After four months of declining growth, remittances from the estimated 10 million overseas Filipinos worldwide picked up in April, rising 6.3 percent to $1.6 billion, the Bangko Sentral ng Pilipinas (BSP) said on Wednesday.
In March remittances grew only 4.1 percent, the slowest pace since August 2009.
For the first four months of the year, remittances have already reached $6.21 billion, or 6 percent higher than the $5.86 billion in the same period last year.
BSP Governor Amando Tetangco Jr. had said the remittances would grow around 7 percent this year to around $20.1 billion, compared with year-ago remittance growth of 8.1 percent.
“The sustained growth in cash transfers from overseas Filipinos was due to increased remittances from both sea-based and land-based workers, which rose 12.2 percent and 4.4 percent, respectively,” Tetangco said in a statement.
He also said it drew support from the steady overseas demand for Filipino skills and expertise, and the continuing efforts by banks and other financial institutions to extensively promote and improve upon the financial products and services they offer in the remittance market.

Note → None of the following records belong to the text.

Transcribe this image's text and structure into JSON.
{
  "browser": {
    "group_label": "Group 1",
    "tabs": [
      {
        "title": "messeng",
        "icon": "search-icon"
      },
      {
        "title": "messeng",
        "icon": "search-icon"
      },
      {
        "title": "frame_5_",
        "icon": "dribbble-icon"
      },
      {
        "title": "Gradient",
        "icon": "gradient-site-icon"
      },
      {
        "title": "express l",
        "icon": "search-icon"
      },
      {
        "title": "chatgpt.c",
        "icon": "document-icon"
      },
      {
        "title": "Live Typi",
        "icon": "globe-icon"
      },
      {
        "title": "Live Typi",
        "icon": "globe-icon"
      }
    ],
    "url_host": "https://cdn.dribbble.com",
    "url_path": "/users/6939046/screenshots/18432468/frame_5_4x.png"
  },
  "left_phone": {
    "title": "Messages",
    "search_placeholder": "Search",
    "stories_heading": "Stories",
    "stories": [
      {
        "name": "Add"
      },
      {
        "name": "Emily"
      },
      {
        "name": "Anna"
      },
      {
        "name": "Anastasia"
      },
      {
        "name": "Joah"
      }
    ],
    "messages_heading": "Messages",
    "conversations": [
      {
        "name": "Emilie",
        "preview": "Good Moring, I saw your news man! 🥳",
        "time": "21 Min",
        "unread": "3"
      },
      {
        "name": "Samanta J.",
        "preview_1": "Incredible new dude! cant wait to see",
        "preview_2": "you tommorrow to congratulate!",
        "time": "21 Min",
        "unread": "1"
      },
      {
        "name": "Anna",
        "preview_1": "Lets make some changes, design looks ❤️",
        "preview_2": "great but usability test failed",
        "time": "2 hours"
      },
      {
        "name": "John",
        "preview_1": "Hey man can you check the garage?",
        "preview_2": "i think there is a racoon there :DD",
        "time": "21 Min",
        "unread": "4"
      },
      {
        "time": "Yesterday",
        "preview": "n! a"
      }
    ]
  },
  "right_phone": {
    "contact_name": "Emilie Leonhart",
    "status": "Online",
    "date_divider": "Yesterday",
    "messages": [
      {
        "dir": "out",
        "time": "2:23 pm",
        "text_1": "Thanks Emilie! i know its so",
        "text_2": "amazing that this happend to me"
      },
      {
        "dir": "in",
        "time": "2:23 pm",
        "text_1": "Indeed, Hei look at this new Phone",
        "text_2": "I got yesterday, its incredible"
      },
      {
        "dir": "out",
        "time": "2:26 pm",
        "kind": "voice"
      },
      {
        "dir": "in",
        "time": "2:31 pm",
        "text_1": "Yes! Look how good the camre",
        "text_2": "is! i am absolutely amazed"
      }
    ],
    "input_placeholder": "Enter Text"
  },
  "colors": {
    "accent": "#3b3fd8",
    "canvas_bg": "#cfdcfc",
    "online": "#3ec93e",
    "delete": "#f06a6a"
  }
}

Some 10 million Filipinos live or work overseas and the greater bulk send back most of their earnings to families in the Philippines, helping push the economy forward via domestic consumption that account for some 10 percent of local output, or the gross domestic product.
The BSP quoted data from the Philippine Overseas Employment Administration showing sustained demand for Filipino workers abroad.
For the January 1-to-May 31, period, the approved job orders reached 269,386, some 32 percent, or 86,300 of which were already processed, while 68 percent, or 183,086 are still to be filled up.
The job orders represent the manpower requirements in Saudi Arabia, the United Arab Emirates, Qatar, Kuwait, Taiwan and Hong Kong, among other places.
Also seen to boost remittances was the reported issuance of rules strengthening Canada’s temporary foreign-workers program in April that is expected to help alleviate labor shortages in the North American country, Tetangco said.
Most of the remittances originated from the United States, Canada, Saudi Arabia, the United Kingdom, Japan, Singapore, the United Arab Emirates and Italy, Tetangco added.